Let $\pi_K$ be Poisson random measure with intensity $\mu = K\lambda$, where $\lambda$ is Lebesgue measure. I have a task to do and the first part was to show that for $f \in L^1({\mathbb{R}^d}) \cap L^3(\mathbb{R}^d$) (shouldn't $3$ be $2$ actually?) $$\frac{1}{\sqrt{K}}\int_{\mathbb{R}^d}f(x)\bar{\pi}_K(dx)$$ converges in distribution as $K \to \infty$, where $\bar{\pi}_K = \pi_K - \mu$.

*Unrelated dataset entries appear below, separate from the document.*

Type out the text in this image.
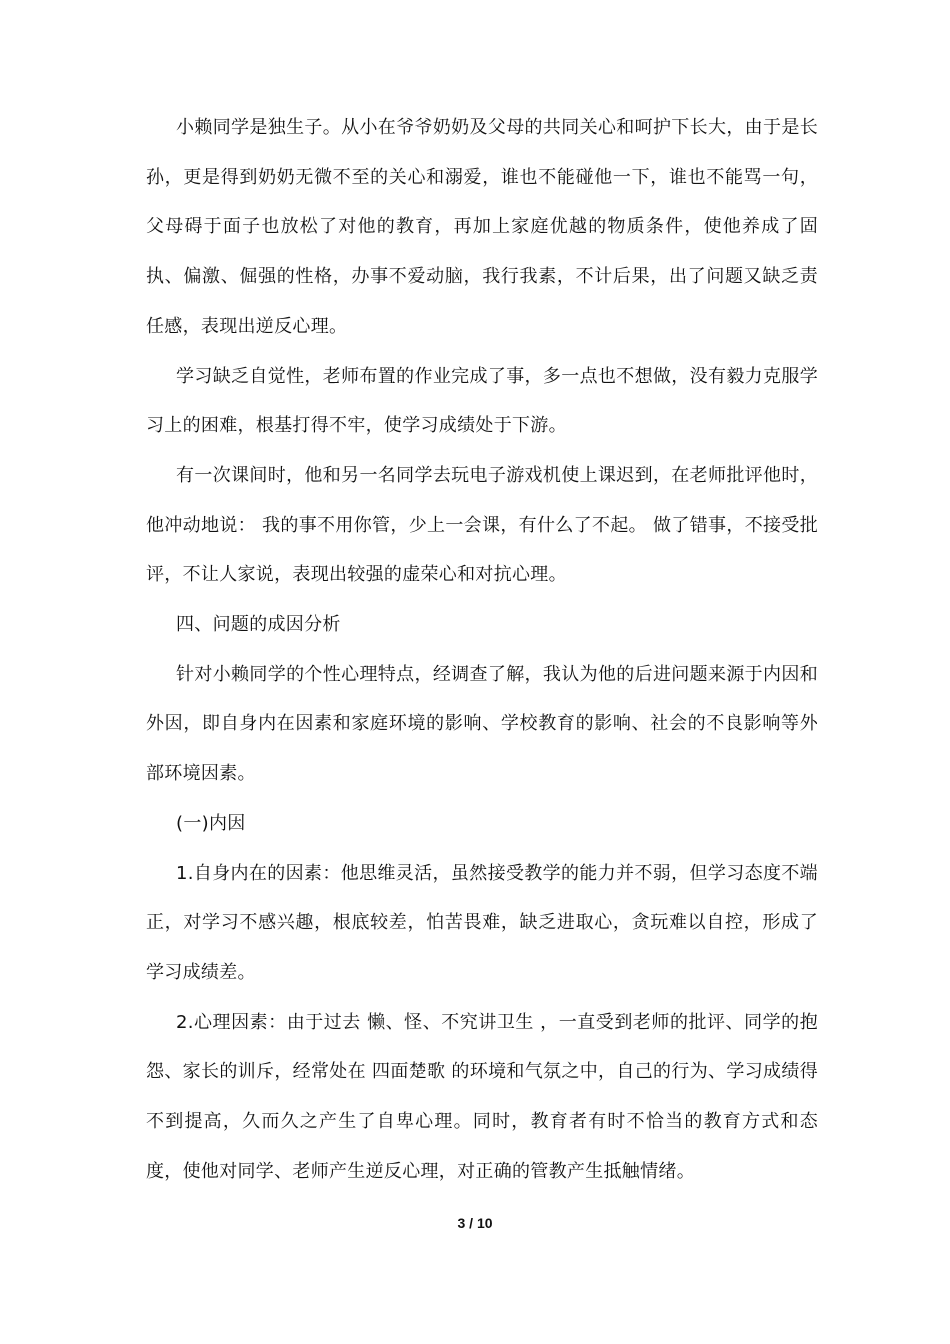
小赖同学是独生子。从小在爷爷奶奶及父母的共同关心和呵护下长大，由于是长孙，更是得到奶奶无微不至的关心和溺爱，谁也不能碰他一下，谁也不能骂一句，父母碍于面子也放松了对他的教育，再加上家庭优越的物质条件，使他养成了固执、偏激、倔强的性格，办事不爱动脑，我行我素，不计后果，出了问题又缺乏责任感，表现出逆反心理。

学习缺乏自觉性，老师布置的作业完成了事，多一点也不想做，没有毅力克服学习上的困难，根基打得不牢，使学习成绩处于下游。

有一次课间时，他和另一名同学去玩电子游戏机使上课迟到，在老师批评他时，他冲动地说： 我的事不用你管，少上一会课，有什么了不起。 做了错事，不接受批评，不让人家说，表现出较强的虚荣心和对抗心理。

四、问题的成因分析

针对小赖同学的个性心理特点，经调查了解，我认为他的后进问题来源于内因和外因，即自身内在因素和家庭环境的影响、学校教育的影响、社会的不良影响等外部环境因素。

(一)内因

1.自身内在的因素：他思维灵活，虽然接受教学的能力并不弱，但学习态度不端正，对学习不感兴趣，根底较差，怕苦畏难，缺乏进取心，贪玩难以自控，形成了学习成绩差。

2.心理因素：由于过去 懒、怪、不究讲卫生 ，一直受到老师的批评、同学的抱怨、家长的训斥，经常处在 四面楚歌 的环境和气氛之中，自己的行为、学习成绩得不到提高，久而久之产生了自卑心理。同时，教育者有时不恰当的教育方式和态度，使他对同学、老师产生逆反心理，对正确的管教产生抵触情绪。

3 / 10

I've looked at Laplace transform and got that the limit is gaussian random variable with mean $0$ and variance $\sigma^2 = \int f^2(x)dx$ (if it is correct...).
Now the second part is to look at $X_K = \frac{1}{\sqrt{K}}\left(\pi_K\left([0,t]\right)-Kt\right)$ and find the limit of finite dimentional distributions, so the vector $\left(X_K\left(t_1\right),\ldots,X_K\left(t_n\right)\right)$.
I'm not really sure how to start. I see that $X_K$ is my previous random variable with $f = \chi_{[0,t]}$, so I guess the limit should be some gaussian vector, but I cannot show it.